Reference research: Aida Gómez Robles et al., Geometric morphometric analysis of the crown morphology of the lower first premolar of hominins, with special attention to Pleistocene Homo. Journal of Human Evolution 2008. Pay per view.

2 comments:

terryt said...

"the [proto-]Neanderthals who lived some 600,000 years at Atapuerca were already a different species from Homo sapiens. This makes impossible that their last common ancestor lived only 300,000 years ago"

Not necessarily so because, presumably, Homo spaiens did not even then exist. So the contemporary species that gave rise to Homo spiens may have been as different from today's Homo sapiens as were the Atapuerca proto-Neanderthals.

Maju said...

It's just a regular press article. I had to add the '[proto-]' prefix to make the sentence make sense because the journalist talked happily about "Neanderthals" some 600 Ka ago, what is clearly wrong.

What Gómez and Martinón are saying is that the individuals found in Europe, specifically at Atapuerca (which range from H. antecessor to H. neaderthalensis passing through H. heidelbergensis through a chronology of almost a million years) are clearly divergent in anatomy from the putative H. ergaster -> H. rhodesiensis -> H. sapiens line that is found in Africa.
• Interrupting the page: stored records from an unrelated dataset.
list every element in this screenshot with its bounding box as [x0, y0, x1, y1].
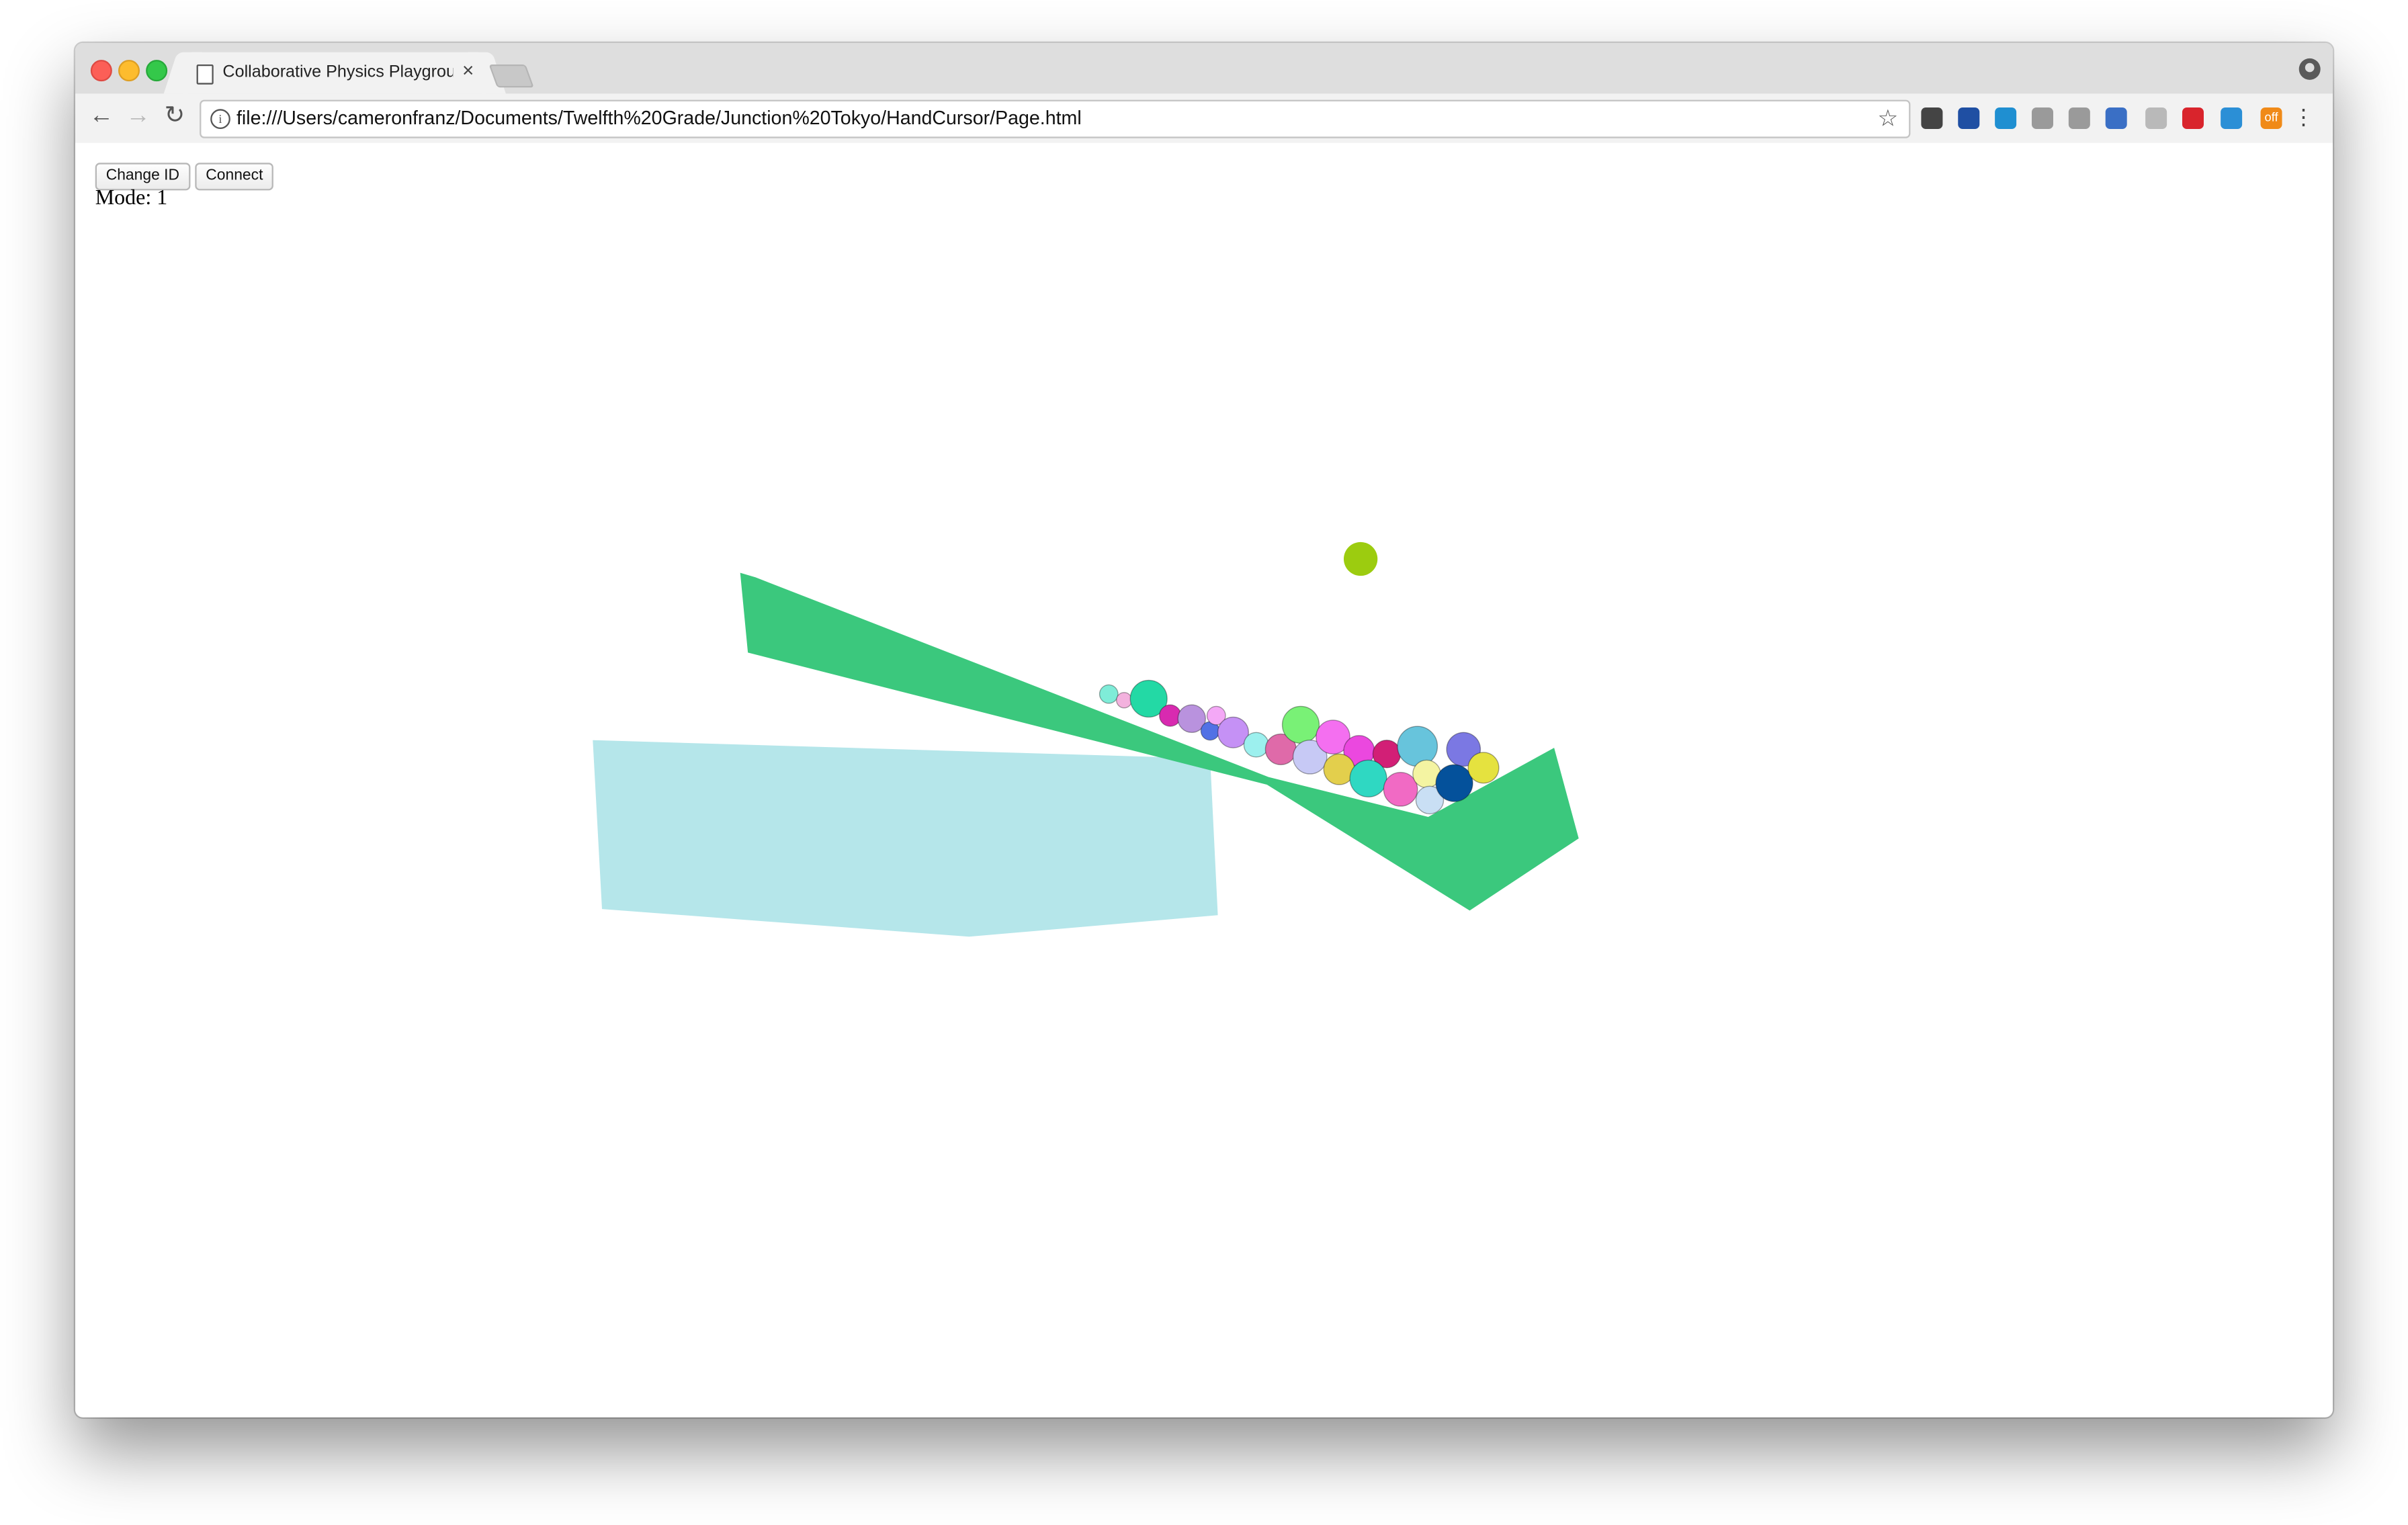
cyan-block-shape[interactable] [593, 740, 1218, 937]
profile-icon[interactable] [2298, 58, 2321, 80]
zoom-window-button[interactable] [146, 60, 168, 82]
ball[interactable] [1383, 772, 1418, 807]
pocket-icon[interactable] [1921, 107, 1943, 129]
ball[interactable] [1159, 704, 1182, 727]
comment-icon[interactable] [2145, 107, 2167, 129]
page-content: Change ID Connect Mode: 1 [75, 142, 2333, 1418]
ball[interactable] [1099, 684, 1119, 704]
back-arrow-icon[interactable]: ← [89, 103, 114, 130]
reload-icon[interactable]: ↻ [165, 103, 185, 130]
globe-icon[interactable] [2105, 107, 2127, 129]
target-icon[interactable] [1995, 107, 2017, 129]
browser-window: Collaborative Physics Playground × ← → ↻… [75, 42, 2333, 1418]
new-tab-button[interactable] [488, 64, 534, 88]
forward-arrow-icon[interactable]: → [126, 103, 150, 130]
address-bar[interactable]: i file:///Users/cameronfranz/Documents/T… [200, 99, 1911, 138]
browser-tab-active[interactable]: Collaborative Physics Playground × [163, 52, 506, 94]
document-icon [196, 64, 214, 85]
close-window-button[interactable] [90, 60, 112, 82]
minimize-window-button[interactable] [118, 60, 140, 82]
plus-cross-icon[interactable] [2182, 107, 2204, 129]
physics-canvas[interactable] [75, 143, 2333, 1418]
ball[interactable] [1243, 732, 1269, 758]
pin-icon[interactable] [2068, 107, 2090, 129]
ball[interactable] [1467, 752, 1500, 784]
ball[interactable] [1349, 759, 1387, 797]
tab-title: Collaborative Physics Playground [222, 62, 454, 82]
url-text[interactable]: file:///Users/cameronfranz/Documents/Twe… [236, 107, 1082, 129]
off-badge-icon[interactable]: off [2260, 107, 2282, 129]
ball[interactable] [1116, 692, 1133, 709]
y-icon[interactable] [2031, 107, 2053, 129]
ball[interactable] [1435, 764, 1473, 802]
browser-toolbar: ← → ↻ i file:///Users/cameronfranz/Docum… [75, 93, 2333, 144]
bookmark-star-icon[interactable]: ☆ [1877, 104, 1898, 132]
bar-chart-icon[interactable] [2221, 107, 2243, 129]
title-bar: Collaborative Physics Playground × [75, 42, 2333, 94]
eye-icon[interactable] [1958, 107, 1980, 129]
falling-ball[interactable] [1343, 541, 1378, 576]
ball[interactable] [1397, 726, 1438, 767]
menu-dots-icon[interactable]: ⋮ [2293, 103, 2315, 130]
info-icon[interactable]: i [210, 109, 230, 129]
tab-close-icon[interactable]: × [462, 59, 474, 81]
ball[interactable] [1281, 705, 1320, 744]
screenshot-stage: Collaborative Physics Playground × ← → ↻… [0, 0, 2408, 1525]
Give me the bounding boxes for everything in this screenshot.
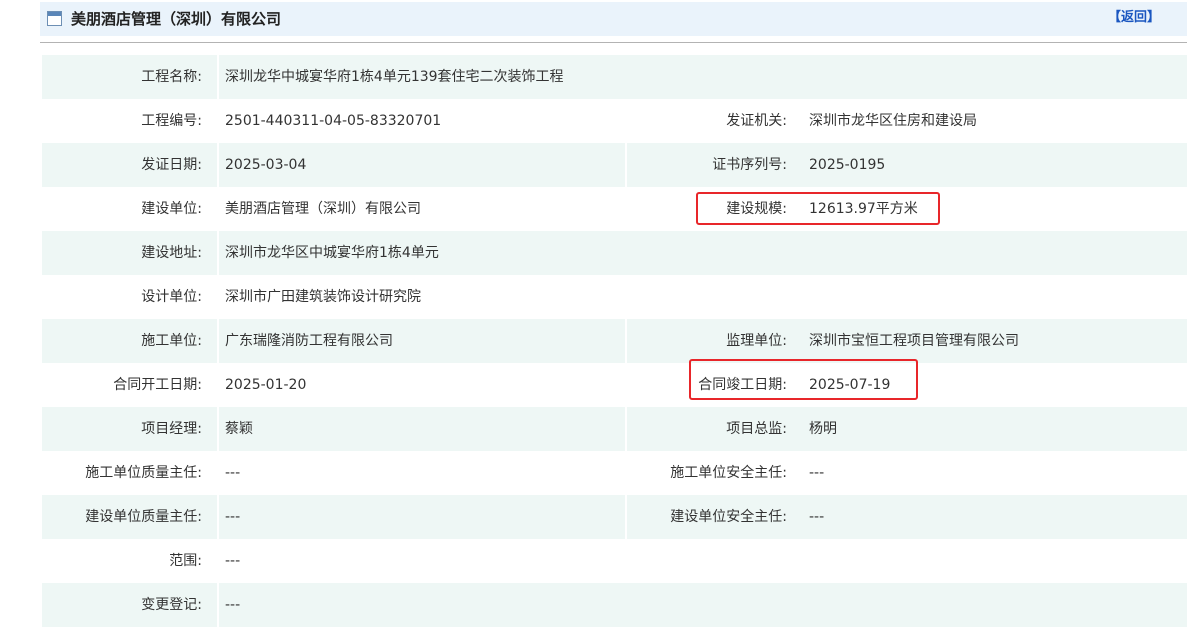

This is not really new, I get the same impression once and again when reading stuff on European prehistory prior to the Upper Paleolithic, and specially when Atapuerca is considered. This site has been extremely revealing regarding Neanderthal evolution but sheds no light on the evolution of H. sapiens as such.

I am in principle in agreement with these conclusions because all the evidence suggests a parallel but distinct evolution of both human species in this long period. There's just no real evidence against this interpretation.